Based on the results of our testing, we determined that MSCBA’s BCP did not include all required elements. See Finding 2 for more information.
ICP
During our prior audit (Audit No. 2018-0209-3A), we found that MSCBA had not developed an ICP that clearly summarized all of MSCBA’s risks and the internal controls that it had in place to mitigate them. To determine whether MSCBA took corrective actions to address the issue identified in our prior audit (Audit No. 2018-0209-3A) regarding its ICP, we interviewed knowledgeable MSCBA staff members and inspected the agency’s ICP that was in effect during this report’s audit period to determine whether it had been updated to include an agency-wide risk assessment, as recommended in our prior audit. Additionally, we examined the ICP to assess whether it complied with the Office of the Comptroller of the Commonwealth’s (CTR’s) guidelines, which require inclusion of the eight components of the Committee of Sponsoring Organizations of the Treadway Commission’s enterprise risk management framework.
Based on the results of our testing, we determined that MSCBA’s ICP does not meet all of the requirements of CTR’s guidelines. See Finding 3 for more information.
We used nonstatistical sampling methods for testing and therefore did not project the results of our testing to any population.
Data Reliability Assessment
To determine the reliability of the list of expenses that we obtained from MSCBA’s accounting and project management system, we conducted interviews and system walkthroughs with MSCBA management and staff members who were knowledgeable about and responsible for overseeing the data. We also checked the list to ensure that there were no duplicates or missing data, and that all of the data corresponded to dates within the audit period. To confirm the completeness of the list of expenses, we selected a random sample of 20 purchase orders we inspected from MSCBA’s physical files and traced vendor names, purchase order numbers, and payment amounts to the list of expenses we received. To confirm the accuracy of the list of expenses, we selected a random sample of 20 expenses from the list and traced vendor names, payment dates, and payment amounts to invoices that we inspected from MSCBA’s records.
We also reviewed select system controls related to security management, access controls, configuration management, segregation of duties, and contingency planning. Through this testing, we found that MSCBA has not established adequate internal controls over its accounting system. See Finding 4 for more information regarding the results of our review of the information system controls.
Further, we conducted a Benford’s Law test8 on the list of overall expenses to detect any indication of fraud or tampering with general ledger expenses that would compromise data integrity, and we found no indication of such activity.

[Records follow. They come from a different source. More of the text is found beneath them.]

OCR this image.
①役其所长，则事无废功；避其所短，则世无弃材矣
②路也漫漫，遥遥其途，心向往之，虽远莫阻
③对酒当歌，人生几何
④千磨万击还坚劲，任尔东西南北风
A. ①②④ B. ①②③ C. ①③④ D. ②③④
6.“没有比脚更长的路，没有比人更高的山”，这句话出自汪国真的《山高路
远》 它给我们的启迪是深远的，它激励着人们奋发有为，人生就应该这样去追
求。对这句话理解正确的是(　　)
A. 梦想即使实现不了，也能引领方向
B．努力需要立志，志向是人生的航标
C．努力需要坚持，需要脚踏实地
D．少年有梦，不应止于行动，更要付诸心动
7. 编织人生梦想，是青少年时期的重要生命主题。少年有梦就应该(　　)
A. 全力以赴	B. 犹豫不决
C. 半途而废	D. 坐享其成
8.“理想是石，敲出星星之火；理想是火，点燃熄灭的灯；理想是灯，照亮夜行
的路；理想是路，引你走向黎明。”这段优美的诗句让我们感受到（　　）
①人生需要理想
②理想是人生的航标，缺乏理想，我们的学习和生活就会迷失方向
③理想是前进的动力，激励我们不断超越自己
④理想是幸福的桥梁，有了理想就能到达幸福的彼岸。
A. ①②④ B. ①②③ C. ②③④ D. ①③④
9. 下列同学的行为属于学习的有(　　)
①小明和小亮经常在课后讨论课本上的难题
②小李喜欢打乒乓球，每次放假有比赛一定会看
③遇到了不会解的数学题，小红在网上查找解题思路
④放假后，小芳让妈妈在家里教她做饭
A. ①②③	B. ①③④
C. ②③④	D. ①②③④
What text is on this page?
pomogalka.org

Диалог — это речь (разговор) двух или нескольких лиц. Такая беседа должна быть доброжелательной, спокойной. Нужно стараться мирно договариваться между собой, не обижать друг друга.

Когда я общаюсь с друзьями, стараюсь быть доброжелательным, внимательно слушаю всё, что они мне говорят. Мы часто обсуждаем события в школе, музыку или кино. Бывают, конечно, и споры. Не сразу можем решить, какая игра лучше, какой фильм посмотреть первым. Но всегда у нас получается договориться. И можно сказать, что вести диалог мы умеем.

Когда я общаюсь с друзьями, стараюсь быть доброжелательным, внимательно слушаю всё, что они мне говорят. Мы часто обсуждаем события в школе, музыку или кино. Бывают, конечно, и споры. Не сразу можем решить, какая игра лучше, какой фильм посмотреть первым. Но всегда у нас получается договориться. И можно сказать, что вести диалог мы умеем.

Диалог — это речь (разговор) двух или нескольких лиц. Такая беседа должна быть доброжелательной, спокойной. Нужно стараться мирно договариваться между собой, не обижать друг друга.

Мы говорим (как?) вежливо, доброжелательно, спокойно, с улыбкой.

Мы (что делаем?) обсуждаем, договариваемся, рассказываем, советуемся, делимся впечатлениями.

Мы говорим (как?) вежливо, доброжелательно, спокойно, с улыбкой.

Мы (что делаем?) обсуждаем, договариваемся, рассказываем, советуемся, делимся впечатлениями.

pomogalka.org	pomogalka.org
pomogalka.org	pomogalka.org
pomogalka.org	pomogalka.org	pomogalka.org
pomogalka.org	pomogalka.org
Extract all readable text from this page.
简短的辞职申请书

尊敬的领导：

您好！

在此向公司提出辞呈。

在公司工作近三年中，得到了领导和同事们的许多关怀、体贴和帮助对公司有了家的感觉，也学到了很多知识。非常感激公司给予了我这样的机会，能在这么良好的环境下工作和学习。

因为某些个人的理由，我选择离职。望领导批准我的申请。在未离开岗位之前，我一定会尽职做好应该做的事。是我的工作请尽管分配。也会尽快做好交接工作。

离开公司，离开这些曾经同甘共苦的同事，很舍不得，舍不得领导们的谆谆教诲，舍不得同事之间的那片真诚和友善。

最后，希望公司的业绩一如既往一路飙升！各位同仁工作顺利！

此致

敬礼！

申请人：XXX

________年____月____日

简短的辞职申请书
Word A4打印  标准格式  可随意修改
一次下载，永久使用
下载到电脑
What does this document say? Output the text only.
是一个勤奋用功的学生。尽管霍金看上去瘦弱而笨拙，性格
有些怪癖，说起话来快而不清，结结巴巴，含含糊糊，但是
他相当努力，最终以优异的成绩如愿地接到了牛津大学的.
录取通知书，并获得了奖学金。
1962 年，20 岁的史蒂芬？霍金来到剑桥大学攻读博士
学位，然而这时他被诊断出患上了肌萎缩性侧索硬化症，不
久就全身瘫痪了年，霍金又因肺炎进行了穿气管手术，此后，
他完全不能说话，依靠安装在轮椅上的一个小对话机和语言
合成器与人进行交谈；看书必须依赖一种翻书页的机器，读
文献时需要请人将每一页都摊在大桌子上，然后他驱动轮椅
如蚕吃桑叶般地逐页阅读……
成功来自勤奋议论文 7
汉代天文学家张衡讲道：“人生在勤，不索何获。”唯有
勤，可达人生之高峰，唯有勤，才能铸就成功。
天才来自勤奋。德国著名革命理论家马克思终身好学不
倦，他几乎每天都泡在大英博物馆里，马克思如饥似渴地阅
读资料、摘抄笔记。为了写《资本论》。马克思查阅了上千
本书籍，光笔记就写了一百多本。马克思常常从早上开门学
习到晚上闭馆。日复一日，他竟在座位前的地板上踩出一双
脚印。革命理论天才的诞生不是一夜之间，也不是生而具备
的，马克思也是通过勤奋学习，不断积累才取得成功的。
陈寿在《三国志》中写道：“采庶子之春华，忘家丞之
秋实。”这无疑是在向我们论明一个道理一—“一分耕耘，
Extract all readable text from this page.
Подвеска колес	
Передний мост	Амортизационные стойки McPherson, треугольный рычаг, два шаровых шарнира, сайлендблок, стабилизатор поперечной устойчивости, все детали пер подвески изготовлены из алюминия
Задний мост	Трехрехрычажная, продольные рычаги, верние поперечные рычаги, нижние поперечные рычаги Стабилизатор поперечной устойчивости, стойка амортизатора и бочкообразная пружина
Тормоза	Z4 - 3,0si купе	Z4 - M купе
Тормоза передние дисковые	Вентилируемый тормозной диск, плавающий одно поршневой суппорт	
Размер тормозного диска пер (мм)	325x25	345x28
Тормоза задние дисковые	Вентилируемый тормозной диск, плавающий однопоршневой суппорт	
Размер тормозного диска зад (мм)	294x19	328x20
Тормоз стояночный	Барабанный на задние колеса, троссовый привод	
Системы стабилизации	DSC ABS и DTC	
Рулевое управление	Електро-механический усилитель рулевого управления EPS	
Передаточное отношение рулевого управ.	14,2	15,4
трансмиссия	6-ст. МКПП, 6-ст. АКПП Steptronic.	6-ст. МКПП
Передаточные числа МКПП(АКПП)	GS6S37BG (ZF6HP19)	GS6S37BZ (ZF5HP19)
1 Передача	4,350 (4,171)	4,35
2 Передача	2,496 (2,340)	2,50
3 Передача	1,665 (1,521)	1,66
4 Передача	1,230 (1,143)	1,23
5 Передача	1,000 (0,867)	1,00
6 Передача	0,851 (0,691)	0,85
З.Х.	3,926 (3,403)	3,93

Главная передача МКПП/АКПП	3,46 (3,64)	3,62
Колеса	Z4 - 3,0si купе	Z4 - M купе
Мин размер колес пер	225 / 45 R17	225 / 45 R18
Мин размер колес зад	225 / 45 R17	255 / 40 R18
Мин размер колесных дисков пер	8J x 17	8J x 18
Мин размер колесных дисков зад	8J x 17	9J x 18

To determine the reliability of the list of properties owned by MSCBA that was provided to us, we interviewed MSCBA officials who were knowledgeable about the list. We checked the list for blank and duplicate records. We also confirmed that final construction dates for all listed properties occurred before the start of the audit period. Additionally, we verified the list of properties against community college and university records and MSCBA contracts. Finally, we reconciled the list of residential properties with MSCBA’s Annual Report Fiscal Year 2023.
Based on the results of the data reliability assessment procedures described above, we determined that the information we obtained was sufficiently reliable for the purposes of our audit.